Stage 2: Acquisition of data and assessment. This stage entails negotiations with the source with a view to acquire a set of files or file extractions adequate for rigorous testing. The primary objective is to clarify whether the source is willing and able to deliver files or extractions at the record level, as well as keep open a communication channel during the testing process.
Stage 3: Forensic investigation. This stage requires a fair amount of work by the NSI. It is divided in four distinct phases: i) producing a clean microdata file (halfway through which we meet a decision point); ii) using the file to produce and analyse aggregate statistics iii) producing pilot new outputs or using the file in the production of existing outputs, and; iv) assessing the capacity of the existing statistical tools to handle the new data.

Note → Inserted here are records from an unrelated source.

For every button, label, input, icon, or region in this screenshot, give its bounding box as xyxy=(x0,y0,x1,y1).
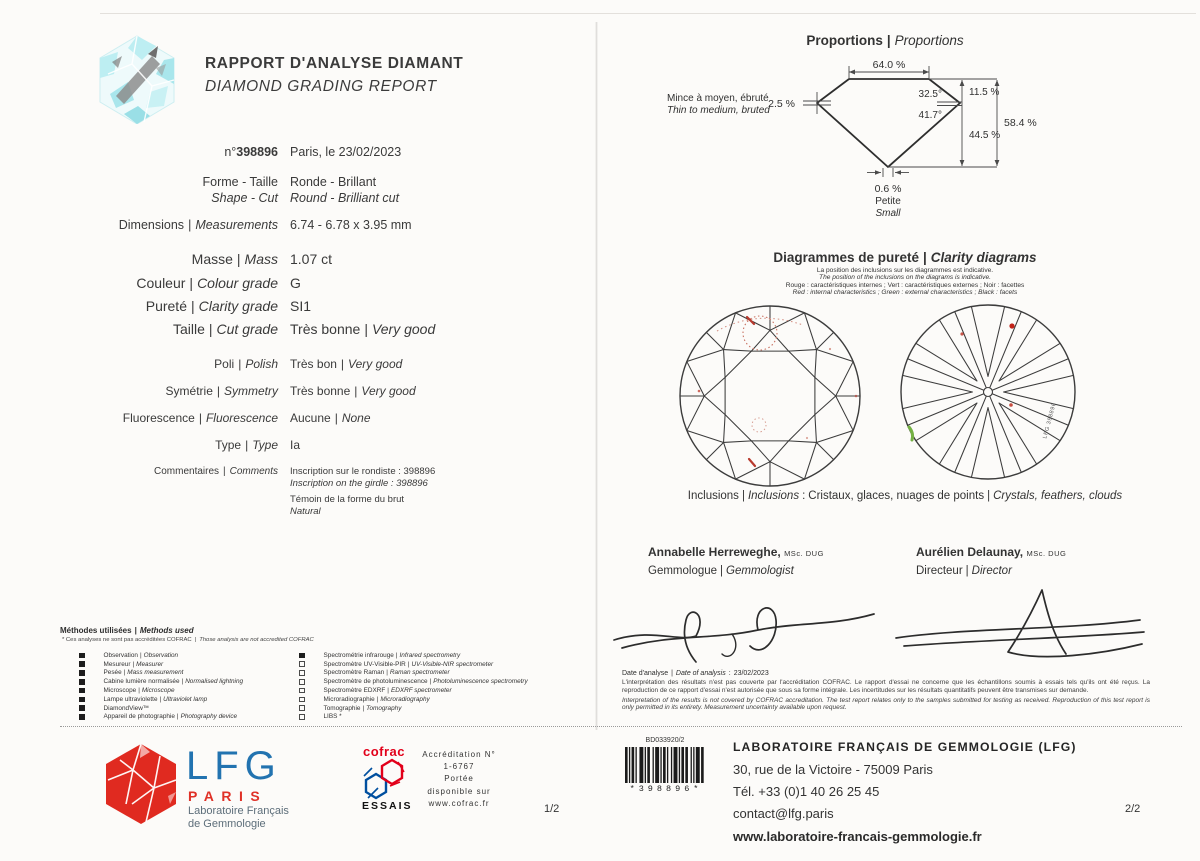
report-number: 398896 xyxy=(236,145,278,159)
crown-angle: 32.5° xyxy=(918,89,942,100)
checkbox-unchecked-icon xyxy=(299,714,305,720)
signature-gemmologist xyxy=(612,588,912,668)
lfg-wordmark: LFG xyxy=(186,744,282,788)
girdle-pct: 2.5 % xyxy=(768,98,795,110)
method-item xyxy=(299,677,584,686)
analysis-date: Date d'analyse | Date of analysis : 23/02/2023 xyxy=(622,670,769,677)
method-label: Spectromètre de photoluminescence | Photoluminescence spectrometry xyxy=(323,678,528,686)
method-label: Microscope | Microscope xyxy=(103,687,175,695)
paris-wordmark: PARIS xyxy=(188,788,268,804)
disclaimer-en: Interpretation of the results is not covered by COFRAC accreditation. The test report relates only to the samples submitted for testing as received. Reproduction of this test report is only permitted in its entirety. Measurement uncertainty available upon request. xyxy=(622,696,1150,712)
total-depth-pct: 58.4 % xyxy=(1004,117,1037,129)
method-item xyxy=(79,651,294,660)
method-item xyxy=(299,686,584,695)
crown-height-pct: 11.5 % xyxy=(969,87,1000,98)
checkbox-unchecked-icon xyxy=(299,697,305,703)
pavilion-facet-lines xyxy=(903,307,1074,478)
checkbox-checked-icon xyxy=(79,670,85,676)
lab-name-line1: Laboratoire Français xyxy=(188,805,289,817)
table-pct: 64.0 % xyxy=(872,59,906,71)
disclaimer-fr: L'interprétation des résultats n'est pas couverte par l'accréditation COFRAC. Le rapport d'essai ne concerne que les échantillons soumis à essais tels qu'ils ont été reçus. La reproduction de ce rapport d'essai n'est autorisée que sous sa forme intégrale. Les incertitudes sur les résultats quantitatifs peuvent être transmises sur demande. xyxy=(622,679,1150,694)
checkbox-unchecked-icon xyxy=(299,705,305,711)
scan-edge xyxy=(100,13,1196,14)
dimension-arrows xyxy=(849,70,999,175)
lfg-footer-logo xyxy=(102,742,180,826)
method-label: Spectromètre EDXRF | EDXRF spectrometer xyxy=(323,687,452,695)
red-crystal xyxy=(1009,323,1014,328)
girdle-desc-en: Thin to medium, bruted xyxy=(667,105,770,116)
lfg-diamond-logo xyxy=(94,34,180,124)
checkbox-unchecked-icon xyxy=(299,688,305,694)
proportions-title: Proportions | Proportions xyxy=(806,33,964,48)
method-item xyxy=(299,695,584,704)
report-number-prefix: n° xyxy=(224,145,237,159)
org-website: www.laboratoire-francais-gemmologie.fr xyxy=(733,829,982,844)
clarity-title: Diagrammes de pureté | Clarity diagrams xyxy=(773,250,1037,265)
method-label: Pesée | Mass measurement xyxy=(103,669,184,677)
method-label: Lampe ultraviolette | Ultraviolet lamp xyxy=(103,695,208,703)
page-number-right: 2/2 xyxy=(1125,803,1141,815)
culet-size-en: Small xyxy=(875,208,901,219)
essais-label: ESSAIS xyxy=(362,800,413,812)
clarity-notes: La position des inclusions sur les diagrammes est indicative. The position of the inclusions on the diagrams is indicative. Rouge : caractéristiques internes ; Vert : caractéristiques externes ; Noir : facettes Red : internal characteristics ; Green : external characteristics ; Black : facets xyxy=(785,267,1025,297)
method-label: Cabine lumière normalisée | Normalised lightning xyxy=(103,678,244,686)
checkbox-unchecked-icon xyxy=(299,661,305,667)
org-phone: Tél. +33 (0)1 40 26 25 45 xyxy=(733,784,880,799)
report-title xyxy=(205,55,463,96)
checkbox-checked-icon xyxy=(79,714,85,720)
barcode-label: BD033920/2 xyxy=(645,737,685,744)
methods-column-left xyxy=(79,651,294,721)
red-inclusion xyxy=(749,459,755,466)
inclusions-line: Inclusions | Inclusions : Cristaux, glaces, nuages de points | Crystals, feathers, clouds xyxy=(687,490,1123,502)
method-label: Mesureur | Measurer xyxy=(103,660,164,668)
method-label: Spectrométrie infrarouge | Infrared spectrometry xyxy=(323,651,461,659)
method-item xyxy=(79,660,294,669)
method-label: DiamondView™ xyxy=(103,704,150,712)
plot-inscription: LFG 398896 xyxy=(1042,402,1058,440)
org-address: 30, rue de la Victoire - 75009 Paris xyxy=(733,762,933,777)
methods-column-right xyxy=(299,651,584,721)
girdle-desc-fr: Mince à moyen, ébruté xyxy=(667,93,769,104)
report-date-place: Paris, le 23/02/2023 xyxy=(290,145,402,159)
methods-heading: Méthodes utilisées | Methods used xyxy=(60,626,194,635)
dimension-lines xyxy=(803,66,1000,177)
org-email: contact@lfg.paris xyxy=(733,806,834,821)
method-item xyxy=(299,704,584,713)
checkbox-checked-icon xyxy=(79,653,85,659)
method-item xyxy=(79,704,294,713)
pavilion-angle: 41.7° xyxy=(918,110,942,121)
culet-pct: 0.6 % xyxy=(874,183,902,195)
pavilion-depth-pct: 44.5 % xyxy=(969,130,1001,141)
proportions-diagram xyxy=(645,25,1095,225)
method-item xyxy=(79,686,294,695)
page-title-fr: RAPPORT D'ANALYSE DIAMANT xyxy=(205,55,464,72)
checkbox-checked-icon xyxy=(299,653,305,659)
analysis-block xyxy=(622,670,1150,712)
clarity-diagram-crown xyxy=(677,303,863,489)
method-label: Appareil de photographie | Photography device xyxy=(103,713,238,721)
method-item xyxy=(79,695,294,704)
certificate-sheet: RAPPORT D'ANALYSE DIAMANT DIAMOND GRADING REPORT n°398896 Paris, le 23/02/2023 Forme - Taille Shape - Cut Ronde - Brillant Round - Brilliant cut Dimensions | Measurements 6.74 - 6.78 x 3.95 mm Masse | Mass 1.07 ct Couleur | Colour grade G Pureté | Clarity grade SI1 Taille | Cut grade Très bonne | Very good Poli | Polish Très bon | Very good Symétrie | Symmetry Très bonne | Very good Fluorescence | Fluorescence Aucune | None Type | Type Ia Commentaires | Comments Inscription sur le rondiste : 398896 Inscription on the girdle : 398896 Témoin de la forme du brut Natural Méthodes utilisées | Methods used * Ces analyses ne sont pas accréditées COFRAC | Those analysis are not accredited COFRAC Observation | Observation Mesureur | Measurer Pesée | Mass measurement Cabine lumière normalisée | Normalised lightning Microscope | Microscope Lampe ultraviolette | Ultraviolet lamp DiamondView™ Appareil de photographie | Photography device Spectrométrie infrarouge | Infrared spectrometry Spectromètre UV-Visible-PIR | UV-Visible-NIR spectrometer Spectromètre Raman | Raman spectrometer Spectromètre de photoluminescence | Photoluminescence spectrometry Spectromètre EDXRF | EDXRF spectrometer Microradiographie | Microradiography Tomographie | Tomography LIBS * LFG PARIS Laboratoire Français de Gemmologie cofrac ESSAIS Accréditation N° 1-6767 Portée disponible sur www.cofrac.fr 1/2 Proportions | Proportions 64.0 % 2.5 % Mince à moyen, ébruté Thin to medium, bruted 32.5° 41.7° 11.5 % 44.5 % 58.4 % 0.6 % Petite Small Diagrammes de pureté | Clarity diagrams La position des inclusions sur les diagrammes est indicative. The position of the inclusions on the diagrams is indicative. Rouge : caractéristiques internes ; Vert : caractéristiques externes ; Noir : facettes Red : internal characteristics ; Green : external characteristics ; Black : facets LFG 398896 Inclusions | Inclusions : Cristaux, glaces, nuages de points | Crystals, feathers, clouds Annabelle Herreweghe, MSc. DUG Gemmologue | Gemmologist Aurélien Delaunay, MSc. DUG Directeur | Director Date d'analyse | Date of analysis : 23/02/2023 L'interprétation des résultats n'est pas couverte par l'accréditation COFRAC. Le rapport d'essai ne concerne que les échantillons soumis à essais tels qu'ils ont été reçus. La reproduction de ce rapport d'essai n'est autorisée que sous sa forme intégrale. Les incertitudes sur les résultats quantitatifs peuvent être transmises sur demande. Interpretation of the results is not covered by COFRAC accreditation. The test report relates only to the samples submitted for testing as received. Reproduction of this test report is only permitted in its entirety. Measurement uncertainty available upon request. BD033920/2 *398896* LABORATOIRE FRANÇAIS DE GEMMOLOGIE (LFG) 30, rue de la Victoire - 75009 Paris Tél. +33 (0)1 40 26 25 45 contact@lfg.paris www.laboratoire-francais-gemmologie.fr 2/2 xyxy=(0,0,1200,861)
accreditation-block: Accréditation N° 1-6767 Portée disponible sur www.cofrac.fr xyxy=(422,750,496,808)
checkbox-checked-icon xyxy=(79,661,85,667)
method-item xyxy=(299,669,584,678)
method-item xyxy=(79,713,294,722)
method-item xyxy=(299,713,584,722)
culet-size-fr: Petite xyxy=(875,196,901,207)
method-label: Microradiographie | Microradiography xyxy=(323,695,430,703)
method-item xyxy=(79,669,294,678)
checkbox-unchecked-icon xyxy=(299,670,305,676)
checkbox-checked-icon xyxy=(79,679,85,685)
checkbox-checked-icon xyxy=(79,697,85,703)
methods-note: * Ces analyses ne sont pas accréditées COFRAC | Those analysis are not accredited COFRAC xyxy=(62,637,314,643)
barcode-text: *398896* xyxy=(629,784,703,794)
fold-crease xyxy=(595,22,598,730)
barcode xyxy=(625,747,705,783)
lab-name-line2: de Gemmologie xyxy=(188,818,266,830)
crown-facet-lines xyxy=(680,306,860,486)
org-name: LABORATOIRE FRANÇAIS DE GEMMOLOGIE (LFG) xyxy=(733,740,1077,754)
page-title-en: DIAMOND GRADING REPORT xyxy=(205,78,437,95)
perforation-line xyxy=(60,726,1182,727)
method-label: Spectromètre Raman | Raman spectrometer xyxy=(323,669,450,677)
page-number-left: 1/2 xyxy=(544,803,560,815)
signature-director xyxy=(882,582,1162,662)
checkbox-checked-icon xyxy=(79,705,85,711)
method-item xyxy=(79,677,294,686)
signatory-gemmologist: Annabelle Herreweghe, MSc. DUG Gemmologue | Gemmologist xyxy=(648,545,824,577)
method-label: Spectromètre UV-Visible-PIR | UV-Visible-NIR spectrometer xyxy=(323,660,494,668)
method-label: Observation | Observation xyxy=(103,651,179,659)
method-label: LIBS * xyxy=(323,713,342,721)
clarity-diagram-pavilion xyxy=(899,303,1077,481)
cofrac-wordmark: cofrac xyxy=(363,744,406,759)
checkbox-checked-icon xyxy=(79,688,85,694)
green-inclusion xyxy=(909,427,913,440)
checkbox-unchecked-icon xyxy=(299,679,305,685)
signatory-director: Aurélien Delaunay, MSc. DUG Directeur | Director xyxy=(916,545,1067,577)
cofrac-logo xyxy=(362,758,406,800)
proportion-labels xyxy=(667,59,1037,219)
method-item xyxy=(299,651,584,660)
method-item xyxy=(299,660,584,669)
method-label: Tomographie | Tomography xyxy=(323,704,402,712)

Stage 4: NSI decision. This stage is dedicated to the assessments necessary for a corporate decision to be made based on as much information and knowledge as possible. It can sub-divided in four distinct phases: i) an itemisation of the exact uses of the new data and their impacts; ii) a top-level cost-benefit analysis, which focuses on the financial picture; iii) assessment of the risks that need to be undertaken and managed by the NSI, iv) assessment of the feasibility of incorporating the new source into the gamut of the NSI’s statistical operations from a legislative and socio-political point of view
Stage 5: Formal agreement with source. This final stage involves high-level negotiations with the source as an institution to secure cooperation and arrive at a formal and comprehensive agreement.
 Eurostat (2013) Methodological manual for statistics on the Information society, v. 3. Luxembourg: Eurostat.